Crude oil futures settled weaker Wednesday after U.S. inventories rose more than expected.

Inventories rose by 3.856 million barrels nationwide last week, well beyond the 900,000-barrel rise that analysts expected, data from the Energy Information Administration show.

Crude stocks of 369 million barrels stand at an 11-month high and boast the biggest surplus to the five-year average for this time of year in 22 months, EIA data show. Some traders said most of the build occurred on the relatively isolated West Coast, but others said a significant build at Cushing, Okla., the delivery point for the benchmark New York Mercantile Exchange crude oil, spurred the drop in prices.

Cushing stocks topped the year-earlier level for the first time since last July, and hit an 11-month high, ahead of the planned reversal next month of the Seaway pipeline.

That move, which will allow crude to move out of landlocked Midwest terminal to refineries on the Gulf Coast, will create more competition with foreign crude, and North Sea Brent, the European benchmark, has been feeling the pressure.

Light, sweet crude oil for May delivery settled 1.5%, or $1.53 lower, at $102.67 a barrel. Front-month ICE Brent crude for June delivery settled 81 cents lower, at $117.94 a barrel, its lowest price since Feb. 13. Brent's premium to the U.S. benchmark was $15.30 a barrel at Wednesday's settlement, up from $14.58 a day earlier, which was the lowest since Feb. 1. In early April, with Brent near $125 a barrel, the premium neared $21 a barrel.

The EIA also said gasoline stocks fell by a steep 3.671 million barrels, more than the expected drop of 1 million barrels. Normally a drop of that size would send prices shooting higher. But traders said the drop in Brent prices provided greater pressure, and sent reformulated gasoline futures down.
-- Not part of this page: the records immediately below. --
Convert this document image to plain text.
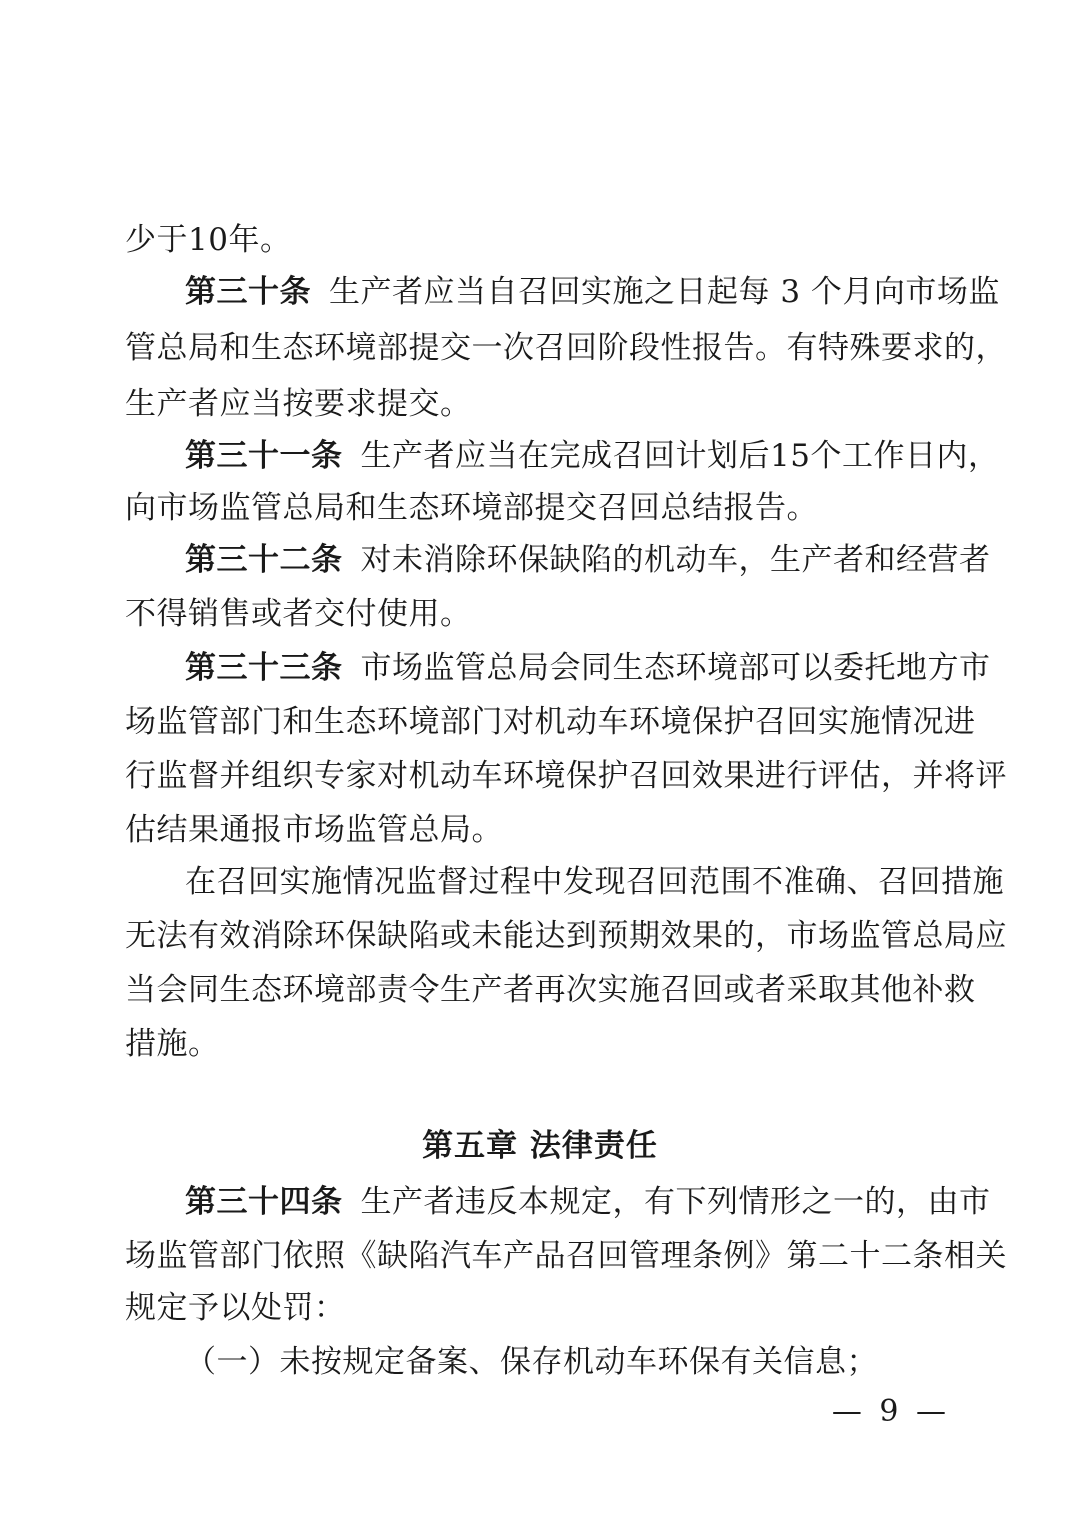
少于10年。
第三十条 生产者应当自召回实施之日起每 3 个月向市场监
管总局和生态环境部提交一次召回阶段性报告。有特殊要求的，
生产者应当按要求提交。
第三十一条 生产者应当在完成召回计划后15个工作日内，
向市场监管总局和生态环境部提交召回总结报告。
第三十二条 对未消除环保缺陷的机动车，生产者和经营者
不得销售或者交付使用。
第三十三条 市场监管总局会同生态环境部可以委托地方市
场监管部门和生态环境部门对机动车环境保护召回实施情况进
行监督并组织专家对机动车环境保护召回效果进行评估，并将评
估结果通报市场监管总局。
在召回实施情况监督过程中发现召回范围不准确、召回措施
无法有效消除环保缺陷或未能达到预期效果的，市场监管总局应
当会同生态环境部责令生产者再次实施召回或者采取其他补救
措施。
第五章 法律责任
第三十四条 生产者违反本规定，有下列情形之一的，由市
场监管部门依照《缺陷汽车产品召回管理条例》第二十二条相关
规定予以处罚：
（一）未按规定备案、保存机动车环保有关信息；
— 9 —
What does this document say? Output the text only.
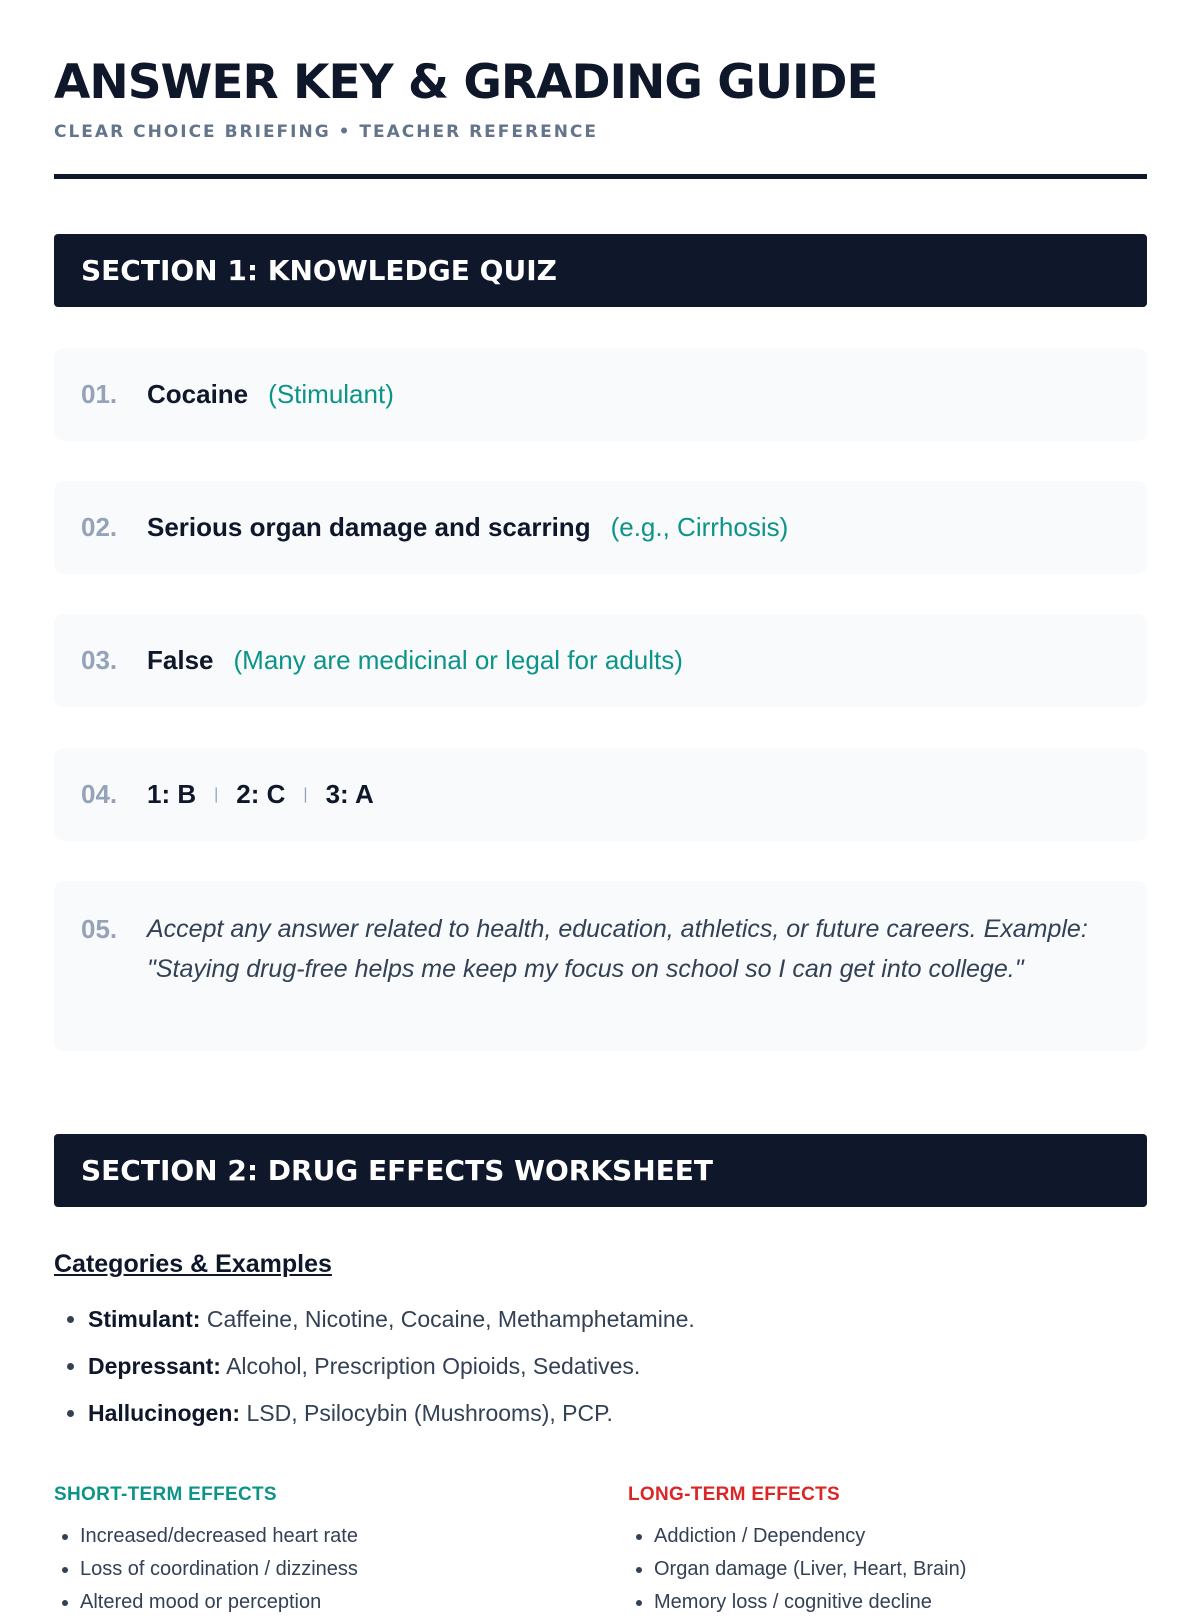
ANSWER KEY & GRADING GUIDE
CLEAR CHOICE BRIEFING • TEACHER REFERENCE
SECTION 1: KNOWLEDGE QUIZ
01.	Cocaine (Stimulant)
02.	Serious organ damage and scarring (e.g., Cirrhosis)
03.	False (Many are medicinal or legal for adults)
04.	1: B | 2: C | 3: A
05.	Accept any answer related to health, education, athletics, or future careers. Example: "Staying drug-free helps me keep my focus on school so I can get into college."
SECTION 2: DRUG EFFECTS WORKSHEET
Categories & Examples
• Stimulant: Caffeine, Nicotine, Cocaine, Methamphetamine.
• Depressant: Alcohol, Prescription Opioids, Sedatives.
• Hallucinogen: LSD, Psilocybin (Mushrooms), PCP.
SHORT-TERM EFFECTS
• Increased/decreased heart rate
• Loss of coordination / dizziness
• Altered mood or perception
LONG-TERM EFFECTS
• Addiction / Dependency
• Organ damage (Liver, Heart, Brain)
• Memory loss / cognitive decline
RBOB futures are more closely tied to international prices, reflected by the Brent contract.

Front-month RBOB gasoline futures for May settled down 3.13 cents, or 1% lower, at $3.2027 a gallon, the lowest level since Feb. 29. Prices have fallen 15.4 cents in the past four days, helped by weakness in Brent and hopes that U.S. summer gasoline supplies mightn't be as tight as previously feared.

Tim Evans, analyst at Citi Futures Perspective, said there has been a "risk off" approach to RBOB futures after news that Delta Air Lines is in talks to buy and restart ConocoPhillips' 185,000 barrels a day Trainer, Pa. refinery, which was closed last September. Evans also noted that despite the drop this week in gasoline stocks, inventories remain above year-ago and five-year levels.

"You can read this as we are in a bear market and we are failing to react to bullish news, or that there are other things going on that are a bit more important than a one-week stocks divergence from expectations," Evans said.

Without a rebound in Brent prices, Evans said he sees little chance of a strong recovery in gasoline futures prices soon.

Brent has dropped in recent weeks as direct talks between the West and Iran over it nuclear program have replaced rhetoric, and as Saudi Arabia has boosted oil supplies to cover a shortfall of Iranian oil due to the European Union embargo, which goes into effect July 1.

"We've taken a significant portion of the risk premium out of the price," Evans said. "Right this minute there are plenty of liquid hydrocarbons that burn available for anybody who needs them."

Nymex heating oil futures for May delivery settled 0.84 cent lower, at $3.1182 a gallon.